In zijn jeugdverzen reeds (1895-1900) heeft De Cneudt als het ware het gehele wezen van zijn toekomstige poëzie uitgebeeld. Men vindt er reeds de flamingant en de Gentse dichter in, die als geen ander, zijn vaderstad heeft bezongen en vereerd.
Niemand, ook in de Nederlandse letterkunde, heeft, als hij, zo sterk en diep de nameloze droefheid uitgezongen. Met zijn ‘Lichtende wegen’ nam hij dan ook volgens critici van die tijd plaats naast de grootste dichters van het eerste kwart van deze eeuw, als Van Langendonk, Van de Woestijne en De Clercq
De bekroning van zijn werk brengt hij thans in zijn nieuwe bundel ‘Liederen der bezinning’. Richard De Cneudt, besloot de puike feestredenaar, is een klassieke dichter, die de eeuwige waarden van het mensenleven bezingt. Hij verdient veel beter gekend te zijn en veel dieper te worden gewaardeerd.
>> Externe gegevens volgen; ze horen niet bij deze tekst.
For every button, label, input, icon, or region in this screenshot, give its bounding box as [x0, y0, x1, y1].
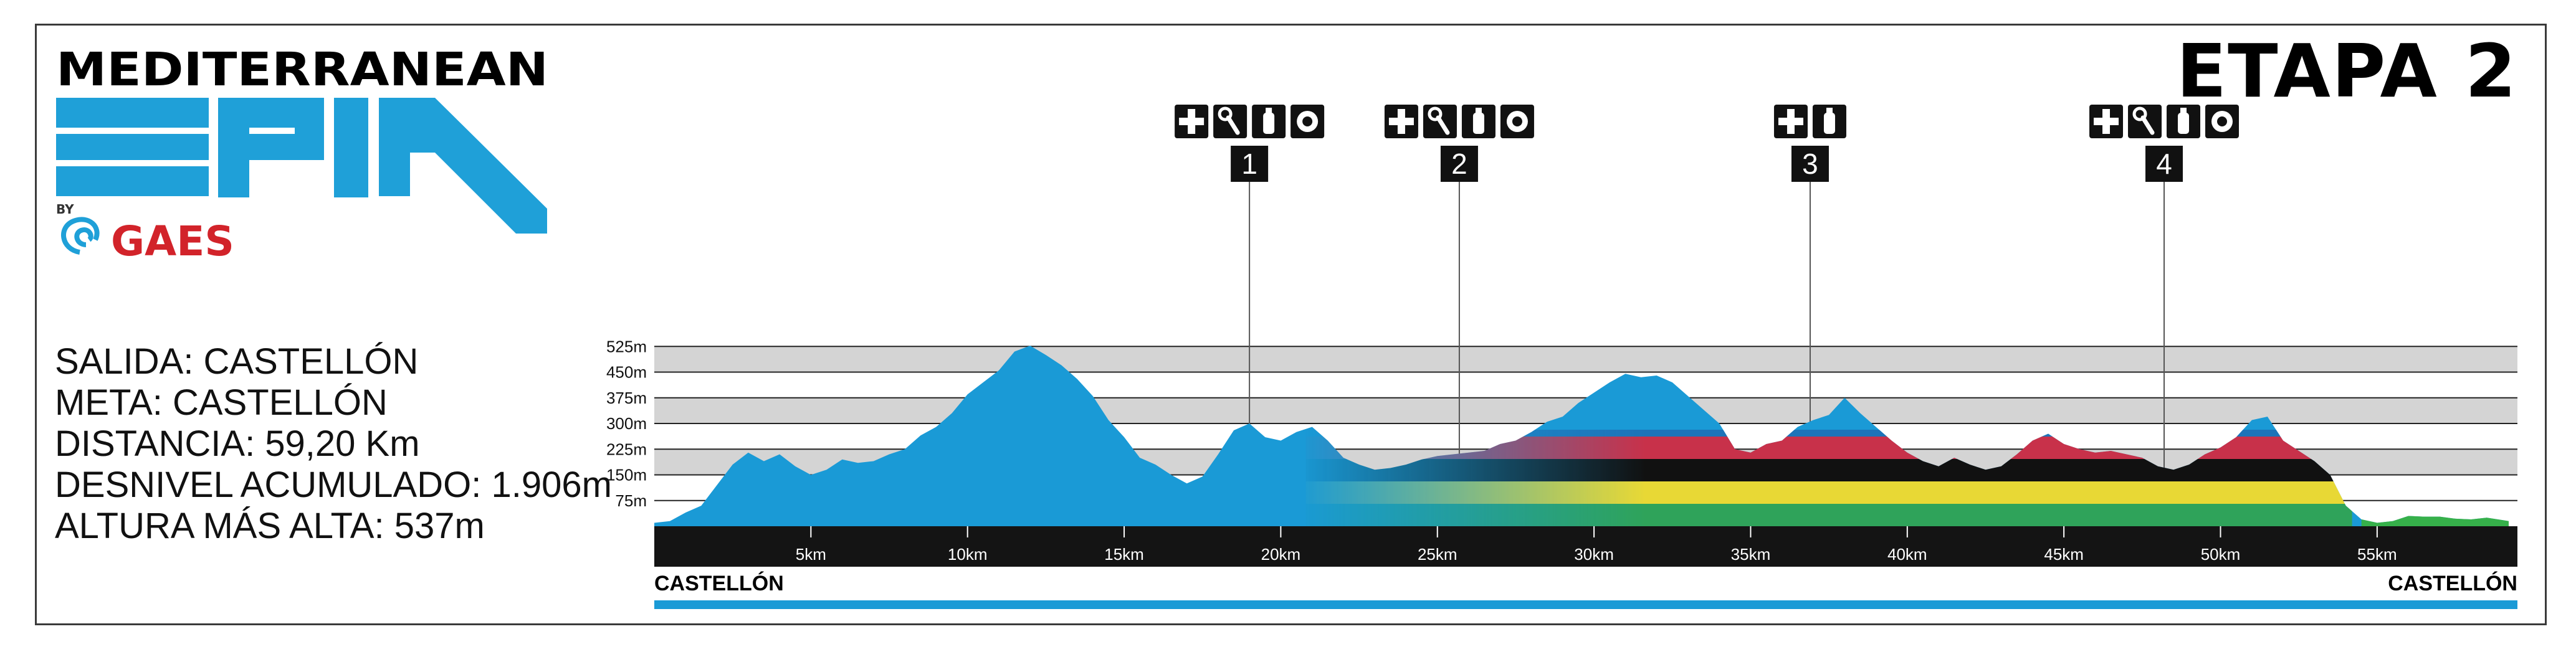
- tools-icon: [1213, 105, 1247, 138]
- checkpoint-number: 3: [1802, 148, 1818, 180]
- y-tick-label: 225m: [606, 440, 647, 458]
- stage-title: ETAPA 2: [2176, 28, 2517, 114]
- bottom-rule: [654, 600, 2517, 609]
- info-finish: META: CASTELLÓN: [55, 382, 388, 423]
- checkpoint-number-box: [2145, 146, 2183, 182]
- icon-shape: [1512, 116, 1522, 126]
- logo-by: BY: [56, 202, 74, 217]
- poster-frame: [35, 24, 2547, 625]
- info-distance: DISTANCIA: 59,20 Km: [55, 423, 420, 464]
- icon-shape: [1475, 108, 1482, 113]
- checkpoint: 3: [1773, 105, 1846, 182]
- food-icon: [1500, 105, 1534, 138]
- first-aid-icon: [2089, 105, 2124, 138]
- start-label: CASTELLÓN: [654, 572, 784, 595]
- icon-shape: [1263, 113, 1275, 134]
- x-tick-label: 40km: [1887, 545, 1927, 564]
- finish-stripe: [1305, 504, 2352, 526]
- finish-stripe: [1305, 481, 2352, 504]
- icon-shape: [1823, 113, 1835, 134]
- x-tick-label: 50km: [2201, 545, 2241, 564]
- water-bottle-icon: [1252, 105, 1286, 138]
- logo-epic-mark: [56, 98, 547, 234]
- y-tick-label: 525m: [606, 337, 647, 356]
- icon-shape: [2180, 108, 2187, 113]
- first-aid-icon: [1175, 105, 1209, 138]
- icon-shape: [2217, 116, 2228, 126]
- x-tick-label: 5km: [796, 545, 826, 564]
- y-tick-label: 150m: [606, 466, 647, 485]
- checkpoint-number: 1: [1241, 148, 1257, 180]
- y-tick-label: 450m: [606, 363, 647, 382]
- x-tick-label: 55km: [2357, 545, 2397, 564]
- icon-shape: [1826, 108, 1833, 113]
- mediterranean-epic-logo: MEDITERRANEAN BY GAES: [56, 47, 548, 265]
- logo-title: MEDITERRANEAN: [56, 47, 548, 97]
- checkpoints: 1 2 3 4: [1175, 105, 2240, 182]
- icon-shape: [1226, 115, 1240, 135]
- first-aid-icon: [1773, 105, 1808, 138]
- gaes-ear-icon: [61, 217, 100, 255]
- y-axis-labels: 75m 150m 225m 300m 375m 450m 525m: [606, 337, 647, 510]
- icon-shape: [1428, 106, 1443, 121]
- y-tick-label: 375m: [606, 389, 647, 407]
- gaes-wordmark: GAES: [111, 217, 234, 265]
- checkpoint: 2: [1384, 105, 1534, 182]
- x-tick-label: 35km: [1731, 545, 1771, 564]
- elevation-profile-end-area: [2361, 516, 2509, 526]
- water-bottle-icon: [1461, 105, 1496, 138]
- icon-shape: [2140, 115, 2155, 135]
- y-tick-label: 300m: [606, 414, 647, 433]
- icon-shape: [1787, 109, 1795, 134]
- finish-stripe: [1305, 459, 2352, 481]
- icon-shape: [1218, 106, 1233, 121]
- checkpoint-number-box: [1440, 146, 1478, 182]
- icon-shape: [1436, 115, 1450, 135]
- icon-shape: [1472, 113, 1484, 134]
- x-tick-label: 30km: [1574, 545, 1614, 564]
- tools-icon: [2128, 105, 2162, 138]
- food-icon: [2205, 105, 2240, 138]
- checkpoint-number: 2: [1451, 148, 1467, 180]
- info-elevation-gain: DESNIVEL ACUMULADO: 1.906m: [55, 465, 612, 505]
- icon-shape: [1302, 116, 1313, 126]
- tools-icon: [1423, 105, 1457, 138]
- y-tick-label: 75m: [615, 491, 647, 510]
- icon-shape: [2132, 106, 2147, 121]
- checkpoint-number-box: [1791, 146, 1829, 182]
- info-start: SALIDA: CASTELLÓN: [55, 341, 419, 382]
- x-tick-label: 45km: [2044, 545, 2084, 564]
- x-tick-label: 15km: [1104, 545, 1144, 564]
- icon-shape: [1266, 108, 1272, 113]
- water-bottle-icon: [2167, 105, 2201, 138]
- x-axis-labels: 5km 10km 15km 20km 25km 30km 35km 40km 45km 50km 5…: [796, 526, 2397, 564]
- info-max-altitude: ALTURA MÁS ALTA: 537m: [55, 506, 485, 546]
- icon-shape: [2102, 109, 2111, 134]
- icon-shape: [1188, 109, 1196, 134]
- food-icon: [1290, 105, 1325, 138]
- checkpoint-number-box: [1231, 146, 1269, 182]
- water-bottle-icon: [1812, 105, 1846, 138]
- finish-stripes: [1305, 414, 2352, 526]
- x-tick-label: 25km: [1418, 545, 1457, 564]
- icon-shape: [2178, 113, 2190, 134]
- x-tick-label: 10km: [948, 545, 988, 564]
- end-label: CASTELLÓN: [2388, 572, 2517, 595]
- checkpoint-number: 4: [2156, 148, 2172, 180]
- checkpoint: 4: [2089, 105, 2240, 182]
- icon-shape: [1397, 109, 1405, 134]
- x-axis-bar: [654, 526, 2517, 567]
- altitude-band: [654, 346, 2517, 372]
- x-tick-label: 20km: [1261, 545, 1301, 564]
- stage-info: SALIDA: CASTELLÓN META: CASTELLÓN DISTAN…: [55, 341, 612, 547]
- first-aid-icon: [1384, 105, 1418, 138]
- checkpoint: 1: [1175, 105, 1325, 182]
Deze buitengewoon geslaagde feestzitting werd opgeluisterd door het uitvoeren van Vlaamse liederen en het voordragen van werken van de gevierde.
Moge hij samen met zijn edele vrouw nog vele jaren in ons midden vertoeven en in zijn geliefde Gentse stede een rustige en gelukkige oude dag beleven.
Ter illustratie volgt hier van R. De Cneudt het gedicht ‘De Banneling’.
Zijn kindren hebben honger geleden
en hun geest was vol donkerheid;
de moeder heeft voor hen gebeden
en in slaaploze nachten geschreid.
De vader in zijn droom gebroken,
hij heeft geen woord van haat gesproken,
zijn ziel was al te diep verwond.
Toen is zijn nieuwe taak begonnen,
hij heeft gezwoegd, hij heeft zich afgesloofd,
hij heeft den bittren kamp gewonnen,
maar in zijn ziel het licht gedoofd.
Sinds is geen wrok in hem gebleven,
de laatste haat is uitgebrand;
als puurste schoonheid in zijn leven
bleef hem de liefde voor zijn land.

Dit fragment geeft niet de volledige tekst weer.